Choosing between a wired or a wireless mouse is a factor you have to consider if you’re planning on purchasing a new mouse. Wireless mice are generally more comfortable since your range of movement isn’t limited by a cable and they’re usually travel friendly. However, they tend to be less responsive, which can be frustrating.
In some cases, wireless mice can also interfere with other wireless devices nearby, and most require batteries, which can create problems when they run out of juice. And, if you use the same mouse for both work and home, you run the risk of losing the tiny USB receiver for your wireless mouse when you travel.

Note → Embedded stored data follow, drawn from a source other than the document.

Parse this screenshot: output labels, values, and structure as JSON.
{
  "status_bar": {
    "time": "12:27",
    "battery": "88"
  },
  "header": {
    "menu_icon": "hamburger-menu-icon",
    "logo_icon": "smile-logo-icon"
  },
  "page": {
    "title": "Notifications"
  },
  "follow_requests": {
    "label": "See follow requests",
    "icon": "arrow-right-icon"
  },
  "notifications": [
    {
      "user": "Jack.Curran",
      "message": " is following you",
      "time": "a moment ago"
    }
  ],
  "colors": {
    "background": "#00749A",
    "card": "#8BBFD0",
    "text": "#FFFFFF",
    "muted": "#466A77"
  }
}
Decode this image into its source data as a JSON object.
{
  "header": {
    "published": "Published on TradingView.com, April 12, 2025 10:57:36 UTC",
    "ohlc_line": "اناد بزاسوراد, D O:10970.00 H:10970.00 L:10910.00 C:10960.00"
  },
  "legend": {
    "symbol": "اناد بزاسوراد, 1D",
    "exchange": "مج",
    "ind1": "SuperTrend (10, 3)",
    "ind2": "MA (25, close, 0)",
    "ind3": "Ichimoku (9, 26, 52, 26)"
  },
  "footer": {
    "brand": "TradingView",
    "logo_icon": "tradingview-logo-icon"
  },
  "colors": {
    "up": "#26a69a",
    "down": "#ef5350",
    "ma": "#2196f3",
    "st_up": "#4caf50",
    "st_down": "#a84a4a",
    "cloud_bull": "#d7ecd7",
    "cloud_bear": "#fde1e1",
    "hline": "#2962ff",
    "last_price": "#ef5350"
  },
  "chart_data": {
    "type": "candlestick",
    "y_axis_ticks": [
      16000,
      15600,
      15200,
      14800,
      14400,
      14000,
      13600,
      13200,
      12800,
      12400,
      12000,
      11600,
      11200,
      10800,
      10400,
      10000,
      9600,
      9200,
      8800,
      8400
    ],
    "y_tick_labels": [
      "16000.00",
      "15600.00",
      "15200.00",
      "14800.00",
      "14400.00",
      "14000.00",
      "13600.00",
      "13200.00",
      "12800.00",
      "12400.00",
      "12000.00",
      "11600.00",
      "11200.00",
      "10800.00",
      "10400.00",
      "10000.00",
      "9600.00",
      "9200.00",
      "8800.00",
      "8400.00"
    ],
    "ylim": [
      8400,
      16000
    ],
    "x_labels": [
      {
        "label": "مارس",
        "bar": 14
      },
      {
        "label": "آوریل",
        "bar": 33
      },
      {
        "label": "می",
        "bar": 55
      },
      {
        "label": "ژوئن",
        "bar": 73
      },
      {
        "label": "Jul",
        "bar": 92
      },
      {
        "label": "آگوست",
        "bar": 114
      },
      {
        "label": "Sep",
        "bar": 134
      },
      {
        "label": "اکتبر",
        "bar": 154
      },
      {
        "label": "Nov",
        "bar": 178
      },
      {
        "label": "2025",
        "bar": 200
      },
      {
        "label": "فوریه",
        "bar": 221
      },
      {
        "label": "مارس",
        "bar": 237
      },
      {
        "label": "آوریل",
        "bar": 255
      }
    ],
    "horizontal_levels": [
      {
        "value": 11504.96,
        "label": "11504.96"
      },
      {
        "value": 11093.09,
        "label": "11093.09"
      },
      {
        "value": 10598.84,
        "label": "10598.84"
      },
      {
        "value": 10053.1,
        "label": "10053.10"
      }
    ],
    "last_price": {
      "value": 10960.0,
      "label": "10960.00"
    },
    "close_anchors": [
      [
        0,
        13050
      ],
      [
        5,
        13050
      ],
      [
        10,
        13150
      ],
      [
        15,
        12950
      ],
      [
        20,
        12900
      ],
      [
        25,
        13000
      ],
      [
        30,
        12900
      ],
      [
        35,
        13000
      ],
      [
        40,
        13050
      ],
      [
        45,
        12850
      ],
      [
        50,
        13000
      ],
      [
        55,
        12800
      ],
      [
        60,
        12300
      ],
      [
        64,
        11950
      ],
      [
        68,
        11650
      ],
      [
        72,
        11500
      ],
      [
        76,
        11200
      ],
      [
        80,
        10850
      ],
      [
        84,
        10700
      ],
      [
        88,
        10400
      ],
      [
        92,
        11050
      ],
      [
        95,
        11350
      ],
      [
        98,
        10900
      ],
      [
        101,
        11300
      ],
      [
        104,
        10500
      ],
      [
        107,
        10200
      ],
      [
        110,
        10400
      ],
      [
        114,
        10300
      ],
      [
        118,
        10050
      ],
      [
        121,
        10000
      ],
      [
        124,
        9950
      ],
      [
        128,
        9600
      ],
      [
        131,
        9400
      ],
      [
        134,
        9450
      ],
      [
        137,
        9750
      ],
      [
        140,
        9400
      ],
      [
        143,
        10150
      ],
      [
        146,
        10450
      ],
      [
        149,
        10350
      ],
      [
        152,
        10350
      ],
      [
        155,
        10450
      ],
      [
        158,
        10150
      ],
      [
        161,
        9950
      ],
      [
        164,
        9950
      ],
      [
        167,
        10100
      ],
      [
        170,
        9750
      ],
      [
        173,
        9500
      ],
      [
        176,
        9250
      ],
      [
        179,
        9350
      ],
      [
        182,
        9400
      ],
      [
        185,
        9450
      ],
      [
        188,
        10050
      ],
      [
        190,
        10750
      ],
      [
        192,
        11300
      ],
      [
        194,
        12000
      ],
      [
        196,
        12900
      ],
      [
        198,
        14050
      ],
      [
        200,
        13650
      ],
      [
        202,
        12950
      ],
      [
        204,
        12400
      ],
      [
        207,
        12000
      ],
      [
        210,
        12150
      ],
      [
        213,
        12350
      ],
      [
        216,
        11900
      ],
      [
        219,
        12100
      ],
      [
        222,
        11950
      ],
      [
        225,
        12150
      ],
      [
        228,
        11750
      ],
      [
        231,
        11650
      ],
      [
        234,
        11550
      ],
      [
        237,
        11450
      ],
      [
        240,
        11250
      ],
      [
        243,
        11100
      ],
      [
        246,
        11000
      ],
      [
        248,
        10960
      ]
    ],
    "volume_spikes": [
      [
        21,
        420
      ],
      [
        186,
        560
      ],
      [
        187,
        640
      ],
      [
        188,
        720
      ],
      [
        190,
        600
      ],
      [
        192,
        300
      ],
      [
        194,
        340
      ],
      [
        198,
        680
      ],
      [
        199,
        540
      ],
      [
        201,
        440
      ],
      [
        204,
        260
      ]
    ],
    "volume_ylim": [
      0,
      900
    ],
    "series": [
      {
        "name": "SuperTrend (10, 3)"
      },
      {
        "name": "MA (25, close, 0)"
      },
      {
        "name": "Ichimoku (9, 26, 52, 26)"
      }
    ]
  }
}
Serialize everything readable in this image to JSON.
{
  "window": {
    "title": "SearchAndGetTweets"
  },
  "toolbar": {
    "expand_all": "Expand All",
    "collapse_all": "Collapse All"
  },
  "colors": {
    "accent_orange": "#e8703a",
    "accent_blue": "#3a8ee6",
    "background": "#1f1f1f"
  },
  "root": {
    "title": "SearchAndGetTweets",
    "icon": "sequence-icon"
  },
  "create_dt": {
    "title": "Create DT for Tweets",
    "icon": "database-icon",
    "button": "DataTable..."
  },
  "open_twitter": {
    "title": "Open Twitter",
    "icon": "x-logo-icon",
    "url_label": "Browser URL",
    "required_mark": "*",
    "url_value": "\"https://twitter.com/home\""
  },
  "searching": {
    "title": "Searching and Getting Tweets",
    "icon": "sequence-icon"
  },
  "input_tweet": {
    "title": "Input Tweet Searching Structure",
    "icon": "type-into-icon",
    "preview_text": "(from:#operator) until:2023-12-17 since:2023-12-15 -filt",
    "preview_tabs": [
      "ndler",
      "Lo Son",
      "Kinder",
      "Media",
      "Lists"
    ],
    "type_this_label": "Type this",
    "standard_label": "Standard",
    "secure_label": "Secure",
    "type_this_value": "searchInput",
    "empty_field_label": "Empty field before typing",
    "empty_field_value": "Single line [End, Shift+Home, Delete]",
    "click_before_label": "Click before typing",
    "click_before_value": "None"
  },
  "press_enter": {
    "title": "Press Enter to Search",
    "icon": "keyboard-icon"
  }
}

On the other hand, wired mice are cheaper and easy to plug-and-play. The only problem you’ll have to worry about is dealing with tangled wires. So when you’re deciding on a new mouse, think about whether you’re looking for comfort or convenience. Always keep in mind that wireless mice tend to be slightly heavier due to the battery that must be included to keep it running. It may not seem like much, but it will affect the way you work with it. If you have sensitive wrists or are prone to carpal tunnel, you may want the lightest mouse possible.
You’re going to be using the new mouse for a while, so it’s important to choose one that feels comfortable in your hands. When deciding on the right mouse, focus on the size and the grip of the device. The size of the mouse usually comes down to hand size. For example, someone with smaller hands might find larger mice quite unwieldy.
Certain mice can also accommodate different types of grips — fingertip grip, palm grip, and claw grip. Users who want high-precision control of their cursor should opt for a mouse with fingertip grip, those needing comfort should get a palm grip mouse, and if you want both control and comfort, the claw grip mouse is the way to go. Another feature to be mindful of is the side scrolling wheel; this may be beneficial if you work frequently with large excel spreadsheets and pivot tables as this makes navigating through them much easier.
DPI (dots per inch)
Higher sensitivity is necessary for precise mouse movements, especially if you’re editing images, videos, or audio files. Mice with 1200 DPI or greater guarantee finer control.
Although mouse specifications like DPI might be the last thing on your mind when it comes to buying new hardware, your comfort is important. A good mouse with the right fit can make you more efficient and reduce the risk of injury.